桃葉のあっけらかんとした調子に付き合っていると、ちゃんと話そうとか向き合おうとか、そんな覚悟を持って今日に臨んだのが少しバカらしくなった。カップルの倦怠期でもあるまいし、腰を据えて話をする場を設けるほどのことじゃなかったのかもしれない。


あえて「する」ようなことでもないのかもしれない。当たり前に一緒にいるんだから当たり前に日々に向かっていけばいいのかな。


例えるなら、一心同体とかそんな感じ。


帰り際、別の区画で桜の木が沢山の蕾をつけているのを見かけた。そうか、次は桜が咲くんだ。なにかが過ぎたらなにかが始まるという、当たり前のことを突然に実感した。毎日一緒に暮らしているんだから、きっとこれから話すタイミングはいくらでもあるだろう。



普通の人間になりたい

普通の暮らしがしたい

普通の家族が欲しい


そういえば、子供の頃は毎日そう願って生きていたっけ。

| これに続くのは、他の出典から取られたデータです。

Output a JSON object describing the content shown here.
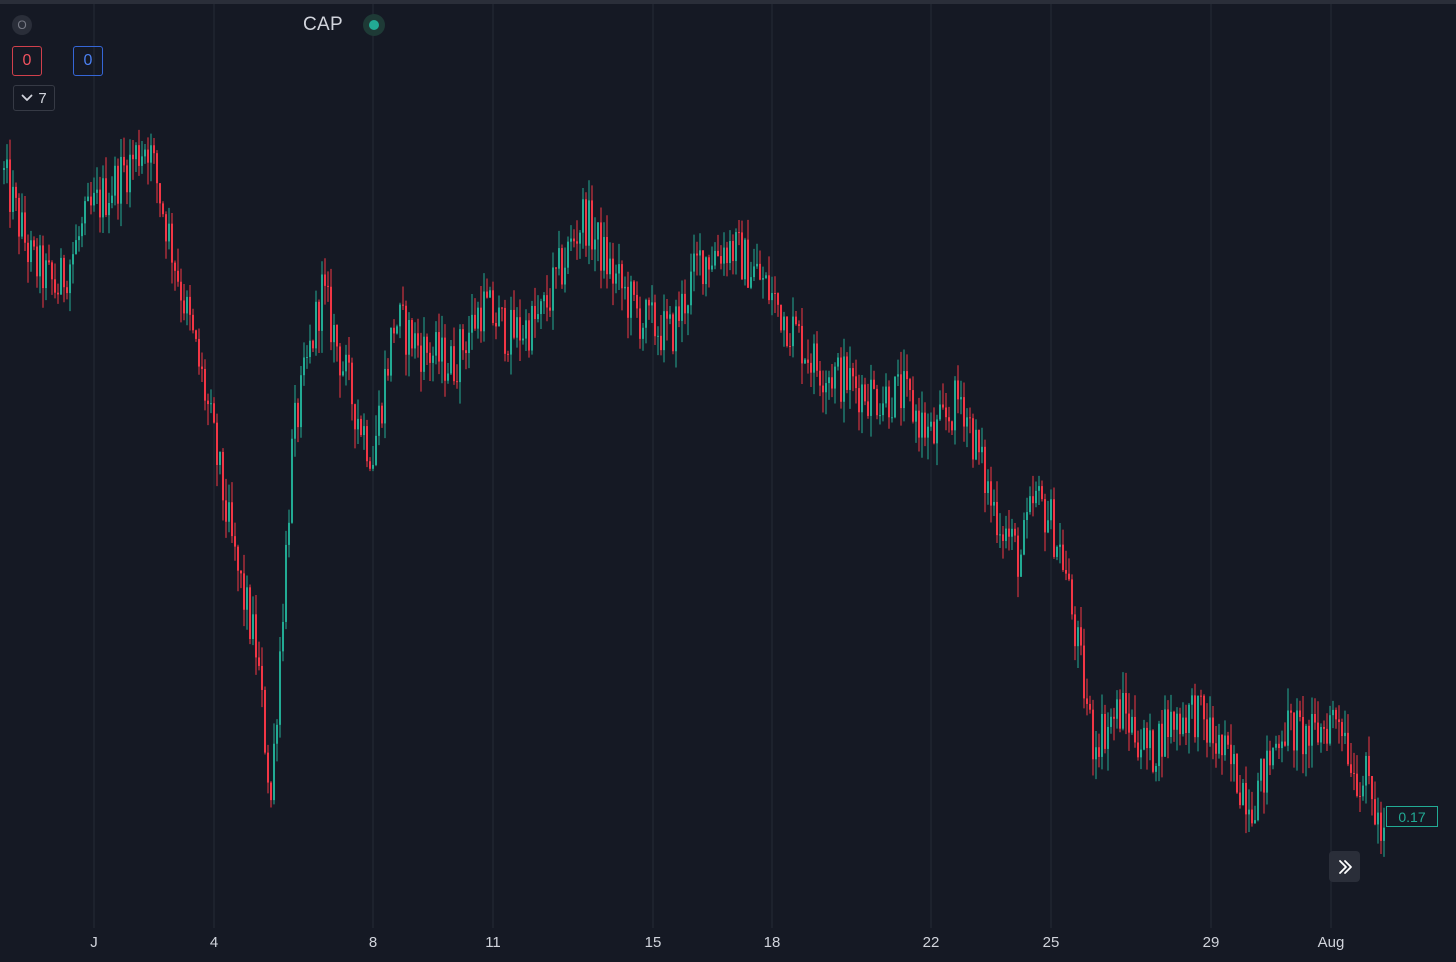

いつの間にか普通の毎日を生きられるようになっていた。


朝日が登って、陽が沈むこと。


そんなことを当たり前に受け入れられたり、絶望したりしなくていい普通の毎日をいつの間にか獲得していたんだ。「普通」って変化があるとかないとかじゃなくて時間の流れを、日々や季節の移り変わりを当たり前に受け入れられることなんだろう。



この気づきは…後で日記に書いておこうかな。